Aramark also signed the coalition’s Fair Food Agreement in 2010, Winick said.
However, Hackett said it’s important to acknowledge that UF misses the point.
“While the tomatoes on campus may be ‘fair,’ there are much bigger issues at scale,” Hackett said. “The Wendy’s corporation continues to profit off of the tie that it has with the university.”
2. The march is the final stop on a nationwide tour to bring awareness to issues of migrant workers.
Dubbed “The 4 for Fair Food Tour,” the march has been brought to universities like the University of North Carolina at Chapel Hill, Ohio State University and the University of Michigan, Hackett said. The final stop was Gainesville, just a four-hour drive from Immokalee where the movement began.
3. The Immokalee community first began the Fair Food Program in 2011.
Nelly Rodriguez, a Mexican-born migrant worker, has been working the Immokalee tomato fields for more than 15 years.

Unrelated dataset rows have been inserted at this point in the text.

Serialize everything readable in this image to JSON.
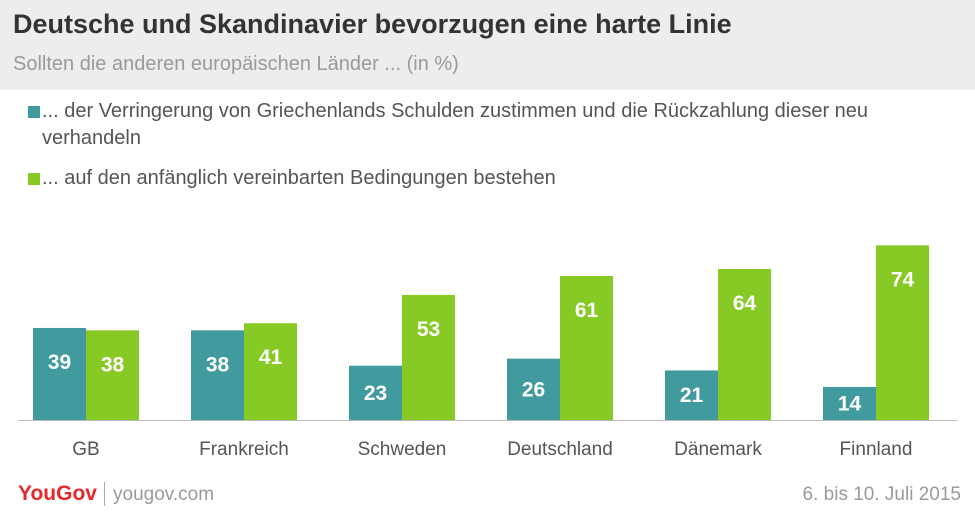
{
  "header": {
    "title": "Deutsche und Skandinavier bevorzugen eine harte Linie",
    "subtitle": "Sollten die anderen europäischen Länder ... (in %)"
  },
  "legend": [
    {
      "label": "... der Verringerung von Griechenlands Schulden zustimmen und die Rückzahlung dieser neu verhandeln",
      "color": "#419a9d"
    },
    {
      "label": "... auf den anfänglich vereinbarten Bedingungen bestehen",
      "color": "#87c925"
    }
  ],
  "chart_data": {
    "type": "bar",
    "categories": [
      "GB",
      "Frankreich",
      "Schweden",
      "Deutschland",
      "Dänemark",
      "Finnland"
    ],
    "series": [
      {
        "name": "... der Verringerung von Griechenlands Schulden zustimmen und die Rückzahlung dieser neu verhandeln",
        "values": [
          39,
          38,
          23,
          26,
          21,
          14
        ],
        "color": "#419a9d"
      },
      {
        "name": "... auf den anfänglich vereinbarten Bedingungen bestehen",
        "values": [
          38,
          41,
          53,
          61,
          64,
          74
        ],
        "color": "#87c925"
      }
    ],
    "title": "Deutsche und Skandinavier bevorzugen eine harte Linie",
    "xlabel": "",
    "ylabel": "",
    "ylim": [
      0,
      80
    ],
    "grid": false,
    "data_labels": true,
    "legend_position": "top"
  },
  "footer": {
    "brand": "YouGov",
    "url": "yougov.com",
    "date": "6. bis 10. Juli 2015"
  }
}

She was part of the group of farm workers who started the Fair Food Program in 2011, she said. Immokalee tomato fields had been known in the country as “ground zero,” she said.
Rodriguez said several human rights violations take place every day and workers are deprived of water, shade and breaks. She also said 4 in 5 farmworker women are sexually assaulted.
Students, organizers and Immokalee workers marched through campus from Norman Field to Tigert Hall Thursday to urge UF to remove the Wendy’s from campus.